Medication in the Netherlands is handled by a separate project, and we’re moving to an ecosystem where all medication information is available to all (authorized) care providers. In theory one could go a long way with deduplication using subject, medication code and effective[x], but deduplication (especially of MedicationStatement) is error-prone and consequences of faulty deduplication can be serious. Good advice would be to always include identifiers and leave deduplication to the expert, not the machine, unless there are rigid rules on which to rely. Since we do have such an (evolving) set of rules in the Netherlands, I won’t go into details.

Other sections

For Allergies and Intolerances, the situation is similar to the Problem list, although in most cases the allergy list won’t be as long as the problem list can be, making duplicates easier to handle for humans.

Immunizations also should be of overseeable length, and grouping by code can help. Since an immunization once given should not change, deduplication on identifiers is also possible.

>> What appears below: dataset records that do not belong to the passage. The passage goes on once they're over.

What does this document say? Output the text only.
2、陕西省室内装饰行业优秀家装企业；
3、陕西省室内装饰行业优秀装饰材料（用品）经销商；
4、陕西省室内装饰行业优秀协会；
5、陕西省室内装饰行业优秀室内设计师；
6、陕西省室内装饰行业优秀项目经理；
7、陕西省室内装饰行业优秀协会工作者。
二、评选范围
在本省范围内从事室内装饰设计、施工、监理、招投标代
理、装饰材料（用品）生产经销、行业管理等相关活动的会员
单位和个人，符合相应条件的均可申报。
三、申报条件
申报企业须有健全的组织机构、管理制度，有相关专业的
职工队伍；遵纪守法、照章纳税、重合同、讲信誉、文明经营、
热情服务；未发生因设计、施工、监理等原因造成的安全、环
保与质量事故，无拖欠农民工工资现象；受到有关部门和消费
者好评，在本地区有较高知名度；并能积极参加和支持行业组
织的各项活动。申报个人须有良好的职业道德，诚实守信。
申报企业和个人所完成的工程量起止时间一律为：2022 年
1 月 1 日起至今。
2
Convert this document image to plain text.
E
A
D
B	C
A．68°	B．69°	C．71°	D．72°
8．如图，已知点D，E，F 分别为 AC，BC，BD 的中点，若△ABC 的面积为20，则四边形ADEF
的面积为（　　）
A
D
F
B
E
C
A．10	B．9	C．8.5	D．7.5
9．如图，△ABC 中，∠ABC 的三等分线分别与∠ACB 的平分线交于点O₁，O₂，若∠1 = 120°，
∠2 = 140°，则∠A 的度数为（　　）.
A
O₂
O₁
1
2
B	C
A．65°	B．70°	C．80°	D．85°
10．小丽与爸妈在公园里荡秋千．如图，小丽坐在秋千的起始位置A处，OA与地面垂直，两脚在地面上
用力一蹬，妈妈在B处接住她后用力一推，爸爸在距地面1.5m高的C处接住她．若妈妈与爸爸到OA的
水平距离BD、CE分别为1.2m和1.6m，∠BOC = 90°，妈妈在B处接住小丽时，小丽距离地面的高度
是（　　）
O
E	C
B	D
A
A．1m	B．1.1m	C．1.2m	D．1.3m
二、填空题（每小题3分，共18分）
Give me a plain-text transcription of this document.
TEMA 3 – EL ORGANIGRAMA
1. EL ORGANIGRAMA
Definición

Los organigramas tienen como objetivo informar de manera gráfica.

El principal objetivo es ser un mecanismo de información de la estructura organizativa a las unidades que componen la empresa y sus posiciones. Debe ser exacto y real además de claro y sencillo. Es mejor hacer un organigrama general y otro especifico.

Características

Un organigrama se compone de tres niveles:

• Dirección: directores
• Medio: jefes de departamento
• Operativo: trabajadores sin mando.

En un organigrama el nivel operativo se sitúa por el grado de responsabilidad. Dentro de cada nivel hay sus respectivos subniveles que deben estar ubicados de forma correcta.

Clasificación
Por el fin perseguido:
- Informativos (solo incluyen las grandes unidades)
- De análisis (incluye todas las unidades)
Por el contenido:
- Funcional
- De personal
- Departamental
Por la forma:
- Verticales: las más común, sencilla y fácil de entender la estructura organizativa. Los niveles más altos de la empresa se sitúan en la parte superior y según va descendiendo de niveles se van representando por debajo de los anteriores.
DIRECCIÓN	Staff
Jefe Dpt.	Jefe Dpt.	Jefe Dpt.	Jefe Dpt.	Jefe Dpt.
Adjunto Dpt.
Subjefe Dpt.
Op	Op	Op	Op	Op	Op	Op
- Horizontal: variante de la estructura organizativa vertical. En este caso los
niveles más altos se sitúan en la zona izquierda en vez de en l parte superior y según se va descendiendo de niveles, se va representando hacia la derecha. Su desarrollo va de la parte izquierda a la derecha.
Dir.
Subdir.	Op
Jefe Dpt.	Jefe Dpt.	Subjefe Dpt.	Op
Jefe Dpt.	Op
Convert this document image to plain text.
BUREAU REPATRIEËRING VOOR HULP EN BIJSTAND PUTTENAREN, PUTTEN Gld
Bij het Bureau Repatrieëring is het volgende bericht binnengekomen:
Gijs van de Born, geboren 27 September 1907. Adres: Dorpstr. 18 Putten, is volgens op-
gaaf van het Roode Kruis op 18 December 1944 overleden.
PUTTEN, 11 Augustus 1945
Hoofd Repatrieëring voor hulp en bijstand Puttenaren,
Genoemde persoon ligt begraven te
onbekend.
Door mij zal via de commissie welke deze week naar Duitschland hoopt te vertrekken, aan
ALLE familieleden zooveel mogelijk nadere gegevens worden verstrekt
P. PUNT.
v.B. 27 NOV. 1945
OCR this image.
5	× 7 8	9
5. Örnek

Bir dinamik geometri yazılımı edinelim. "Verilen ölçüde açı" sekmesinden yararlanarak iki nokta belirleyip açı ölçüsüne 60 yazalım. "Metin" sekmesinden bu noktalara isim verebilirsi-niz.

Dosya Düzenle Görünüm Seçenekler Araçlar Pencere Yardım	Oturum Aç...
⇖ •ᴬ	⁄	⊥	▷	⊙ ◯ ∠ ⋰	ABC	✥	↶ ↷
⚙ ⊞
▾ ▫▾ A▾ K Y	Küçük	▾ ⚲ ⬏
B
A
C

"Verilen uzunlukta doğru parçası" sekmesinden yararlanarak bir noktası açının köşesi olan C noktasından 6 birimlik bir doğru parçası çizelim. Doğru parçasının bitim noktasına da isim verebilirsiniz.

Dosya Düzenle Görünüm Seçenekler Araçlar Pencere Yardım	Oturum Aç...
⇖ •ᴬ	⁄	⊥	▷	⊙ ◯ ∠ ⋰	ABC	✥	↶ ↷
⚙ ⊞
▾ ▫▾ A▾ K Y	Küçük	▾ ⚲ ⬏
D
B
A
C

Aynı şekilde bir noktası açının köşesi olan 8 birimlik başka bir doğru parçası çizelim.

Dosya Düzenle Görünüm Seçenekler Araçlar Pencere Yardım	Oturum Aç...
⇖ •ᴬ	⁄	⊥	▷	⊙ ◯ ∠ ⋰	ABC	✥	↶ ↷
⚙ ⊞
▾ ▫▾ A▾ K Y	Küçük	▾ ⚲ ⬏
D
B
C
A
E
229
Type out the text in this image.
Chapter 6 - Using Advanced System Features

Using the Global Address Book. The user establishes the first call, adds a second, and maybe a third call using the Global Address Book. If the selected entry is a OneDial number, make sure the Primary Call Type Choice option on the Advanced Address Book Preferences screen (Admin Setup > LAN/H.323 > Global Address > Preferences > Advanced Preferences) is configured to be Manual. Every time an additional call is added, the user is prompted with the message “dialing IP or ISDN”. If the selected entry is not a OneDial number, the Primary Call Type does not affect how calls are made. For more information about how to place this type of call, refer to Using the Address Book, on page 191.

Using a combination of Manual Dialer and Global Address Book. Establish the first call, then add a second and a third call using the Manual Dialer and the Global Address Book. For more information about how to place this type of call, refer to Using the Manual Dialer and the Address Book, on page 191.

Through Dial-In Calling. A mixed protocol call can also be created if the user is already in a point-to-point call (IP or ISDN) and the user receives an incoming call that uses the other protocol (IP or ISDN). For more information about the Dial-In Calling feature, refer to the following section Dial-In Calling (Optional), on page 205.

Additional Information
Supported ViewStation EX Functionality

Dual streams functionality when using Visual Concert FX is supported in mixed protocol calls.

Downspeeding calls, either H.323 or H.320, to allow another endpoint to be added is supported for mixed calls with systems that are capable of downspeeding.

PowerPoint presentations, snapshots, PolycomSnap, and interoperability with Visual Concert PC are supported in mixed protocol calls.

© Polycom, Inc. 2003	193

The entries in History of procedures should normally be past events which do not change (in some cases, the procedure could be ongoing or planned). Adding identifiers helps, and if two copies are seen, a look a status could help. Unlike Observations, the IPS does not restrict procedures to completed ones.

Medical devices such as pacemakers will carry an UDI which allows deduplication, and devices which do not, such as wheelchairs, can easily be grouped on code and should not constitute a very long list anyway.

Plan of care is often more the current plan of care. Deduplication should not be tried – if there are multiple plans, a doctor should decide what to do.

For Advance directives, the list should not be too long, and errors in deduplication are serious. So we advice not to deduplicate.

Conclusion

Deduplication of patient summaries is a though problem. However, when looking in detail, it often is not necessary and when it is, there are guidelines which can help a lot. One final piece of advice:

Guideline: when in doubt, let the humans decide.